SRAM Design for 22-nm ETSOI Technology: Selective Cell Current Boosting and Asymmetric Back-Gate Write-Assist Circuit

• Published in: IEEE transactions on circuits and systems. I, Regular papers Vol. 62; no. 6; pp. 1538 - 1545
• Main Authors: Younghwi Yang, Juhyun Park, Seung Chul Song, Wang, Joseph, Yeap, Geoffrey, Seong-Ook Jung
• Format: Journal Article
• Language: English
• Published: New York IEEE 01.06.2015; The Institute of Electrical and Electronics Engineers, Inc. (IEEE)

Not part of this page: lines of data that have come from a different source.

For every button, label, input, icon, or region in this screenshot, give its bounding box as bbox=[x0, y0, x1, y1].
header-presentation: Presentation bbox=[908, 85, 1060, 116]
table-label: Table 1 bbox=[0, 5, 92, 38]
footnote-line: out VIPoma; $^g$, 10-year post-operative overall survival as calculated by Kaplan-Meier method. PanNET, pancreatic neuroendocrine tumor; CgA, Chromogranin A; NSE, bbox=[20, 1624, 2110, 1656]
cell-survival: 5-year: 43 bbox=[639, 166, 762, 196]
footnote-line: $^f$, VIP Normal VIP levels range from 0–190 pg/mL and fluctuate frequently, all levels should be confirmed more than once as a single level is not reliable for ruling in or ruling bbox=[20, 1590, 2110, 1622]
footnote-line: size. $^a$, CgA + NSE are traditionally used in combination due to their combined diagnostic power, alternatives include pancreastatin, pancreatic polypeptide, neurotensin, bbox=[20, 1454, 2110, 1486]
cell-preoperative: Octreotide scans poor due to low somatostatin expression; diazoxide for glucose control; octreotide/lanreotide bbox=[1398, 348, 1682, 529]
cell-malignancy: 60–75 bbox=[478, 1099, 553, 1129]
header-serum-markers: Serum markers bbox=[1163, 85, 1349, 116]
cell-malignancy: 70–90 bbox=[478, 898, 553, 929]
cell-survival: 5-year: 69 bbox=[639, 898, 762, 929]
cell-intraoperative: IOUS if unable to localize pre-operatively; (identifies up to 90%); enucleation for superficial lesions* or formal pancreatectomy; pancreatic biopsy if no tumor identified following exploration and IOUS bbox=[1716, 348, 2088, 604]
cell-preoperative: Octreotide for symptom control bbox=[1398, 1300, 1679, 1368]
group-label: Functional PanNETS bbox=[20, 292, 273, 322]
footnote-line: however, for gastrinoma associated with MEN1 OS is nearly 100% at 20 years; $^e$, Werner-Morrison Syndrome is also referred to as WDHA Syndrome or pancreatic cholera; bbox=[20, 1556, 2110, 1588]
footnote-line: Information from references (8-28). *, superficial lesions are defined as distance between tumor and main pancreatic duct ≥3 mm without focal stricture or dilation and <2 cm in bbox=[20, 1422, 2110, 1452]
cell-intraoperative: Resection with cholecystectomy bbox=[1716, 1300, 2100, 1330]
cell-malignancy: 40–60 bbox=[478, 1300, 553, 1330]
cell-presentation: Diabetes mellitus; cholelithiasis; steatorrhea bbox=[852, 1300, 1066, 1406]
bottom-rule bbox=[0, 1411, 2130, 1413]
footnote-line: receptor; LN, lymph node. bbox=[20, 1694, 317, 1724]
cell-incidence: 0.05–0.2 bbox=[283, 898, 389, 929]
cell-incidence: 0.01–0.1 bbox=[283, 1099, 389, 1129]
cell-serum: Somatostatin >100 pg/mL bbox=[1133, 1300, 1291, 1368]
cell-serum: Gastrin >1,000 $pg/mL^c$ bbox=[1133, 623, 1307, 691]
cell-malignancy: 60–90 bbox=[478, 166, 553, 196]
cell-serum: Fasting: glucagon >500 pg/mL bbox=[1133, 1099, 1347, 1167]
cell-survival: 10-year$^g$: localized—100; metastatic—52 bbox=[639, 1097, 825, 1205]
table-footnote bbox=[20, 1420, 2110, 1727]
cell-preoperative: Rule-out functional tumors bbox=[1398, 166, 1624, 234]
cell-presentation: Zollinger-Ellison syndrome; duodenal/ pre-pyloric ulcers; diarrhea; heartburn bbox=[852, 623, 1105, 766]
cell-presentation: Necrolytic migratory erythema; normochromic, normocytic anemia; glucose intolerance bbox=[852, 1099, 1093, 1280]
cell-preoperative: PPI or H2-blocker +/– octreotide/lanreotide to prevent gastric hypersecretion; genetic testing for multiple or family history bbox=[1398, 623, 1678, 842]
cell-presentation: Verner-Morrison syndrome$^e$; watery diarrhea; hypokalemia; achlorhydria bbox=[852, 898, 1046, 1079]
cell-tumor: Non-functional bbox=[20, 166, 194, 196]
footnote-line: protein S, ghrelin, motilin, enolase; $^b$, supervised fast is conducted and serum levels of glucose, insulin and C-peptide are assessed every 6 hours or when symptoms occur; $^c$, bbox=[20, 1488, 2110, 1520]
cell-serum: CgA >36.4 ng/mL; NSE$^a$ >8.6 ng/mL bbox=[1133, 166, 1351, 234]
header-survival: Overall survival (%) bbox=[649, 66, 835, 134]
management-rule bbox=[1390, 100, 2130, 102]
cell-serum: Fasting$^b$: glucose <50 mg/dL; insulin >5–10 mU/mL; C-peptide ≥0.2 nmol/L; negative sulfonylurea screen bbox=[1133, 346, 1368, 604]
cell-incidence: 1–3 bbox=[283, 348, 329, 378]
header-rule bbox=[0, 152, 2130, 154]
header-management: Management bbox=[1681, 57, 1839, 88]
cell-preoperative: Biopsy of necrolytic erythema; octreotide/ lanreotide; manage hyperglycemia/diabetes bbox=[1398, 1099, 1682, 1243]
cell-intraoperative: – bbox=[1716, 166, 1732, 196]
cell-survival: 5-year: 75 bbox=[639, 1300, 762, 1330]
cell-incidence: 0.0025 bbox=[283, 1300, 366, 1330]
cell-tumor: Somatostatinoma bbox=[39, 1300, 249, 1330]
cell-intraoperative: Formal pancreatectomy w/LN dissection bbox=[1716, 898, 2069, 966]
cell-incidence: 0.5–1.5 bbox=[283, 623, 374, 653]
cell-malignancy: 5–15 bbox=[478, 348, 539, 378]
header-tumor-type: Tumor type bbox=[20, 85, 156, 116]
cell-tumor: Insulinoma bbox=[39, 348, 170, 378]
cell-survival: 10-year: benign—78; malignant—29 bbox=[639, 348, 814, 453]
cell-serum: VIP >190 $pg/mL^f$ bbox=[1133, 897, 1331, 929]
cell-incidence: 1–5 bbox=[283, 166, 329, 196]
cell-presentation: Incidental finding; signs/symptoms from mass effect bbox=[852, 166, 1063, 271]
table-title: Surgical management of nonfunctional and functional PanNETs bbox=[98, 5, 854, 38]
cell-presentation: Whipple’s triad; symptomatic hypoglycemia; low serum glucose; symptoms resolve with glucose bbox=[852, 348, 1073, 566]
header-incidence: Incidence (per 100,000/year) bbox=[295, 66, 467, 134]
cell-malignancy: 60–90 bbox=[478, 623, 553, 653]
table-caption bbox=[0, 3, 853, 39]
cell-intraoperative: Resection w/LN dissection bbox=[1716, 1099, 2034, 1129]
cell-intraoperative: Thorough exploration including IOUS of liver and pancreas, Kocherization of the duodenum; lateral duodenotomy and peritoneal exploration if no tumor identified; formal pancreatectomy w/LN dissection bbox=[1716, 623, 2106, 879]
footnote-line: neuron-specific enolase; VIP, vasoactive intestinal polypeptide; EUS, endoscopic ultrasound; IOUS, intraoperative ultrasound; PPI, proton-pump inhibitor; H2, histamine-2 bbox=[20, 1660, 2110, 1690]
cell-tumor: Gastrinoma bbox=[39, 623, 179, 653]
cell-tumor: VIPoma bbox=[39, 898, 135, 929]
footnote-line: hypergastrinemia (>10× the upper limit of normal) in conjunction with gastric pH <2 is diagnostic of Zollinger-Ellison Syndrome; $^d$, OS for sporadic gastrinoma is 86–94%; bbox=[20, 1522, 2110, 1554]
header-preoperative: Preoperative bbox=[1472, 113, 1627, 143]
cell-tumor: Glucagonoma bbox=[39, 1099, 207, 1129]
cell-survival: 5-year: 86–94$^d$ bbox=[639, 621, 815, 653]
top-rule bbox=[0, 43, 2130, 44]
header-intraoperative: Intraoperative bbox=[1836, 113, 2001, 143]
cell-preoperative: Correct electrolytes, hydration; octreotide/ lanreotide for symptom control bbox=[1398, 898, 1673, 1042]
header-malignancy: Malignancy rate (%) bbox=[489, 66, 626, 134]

• Subjects: Back gate; CD recordable; Circuit stability; extremely thin silicon-on-insulator (ETSOI); Inverters; Logic gates; MOS devices; Random access memory; read-assist circuit; SRAM cells; static random-access memory (SRAM); Transistors; write-assist circuit
• ISSN: 1549-8328; 1558-0806
• DOI: 10.1109/TCSI.2015.2416814

As the semiconductor technology scales down, the read stability and write ability of a static random-access memory (SRAM) cell are degraded because of the increased mismatch among its transistors. Extremely thin silicon-on-insulator is one of the attractive candidates to reduce this mismatch, and it offers an independent back-gate control using a thin buried oxide. The implementation of back-gate control has recently attracted much interest to improve the read stability and write ability. In this paper, we propose a selective cell current (ICELL) boosting scheme (SIB) and an asymmetric back-gate control write-assist (ABC-WA) circuit. SIB enhances the read performance by selectively boosting ICELL of the SRAM cells. ABC-WA enhances the write ability by forward biasing the NMOSs at one side, which improves the write ability with reduction in the dynamic power overhead and without requiring a voltage generator. The proposed SRAM design improves the read performance and energy by 38.6% and 24.9%, respectively.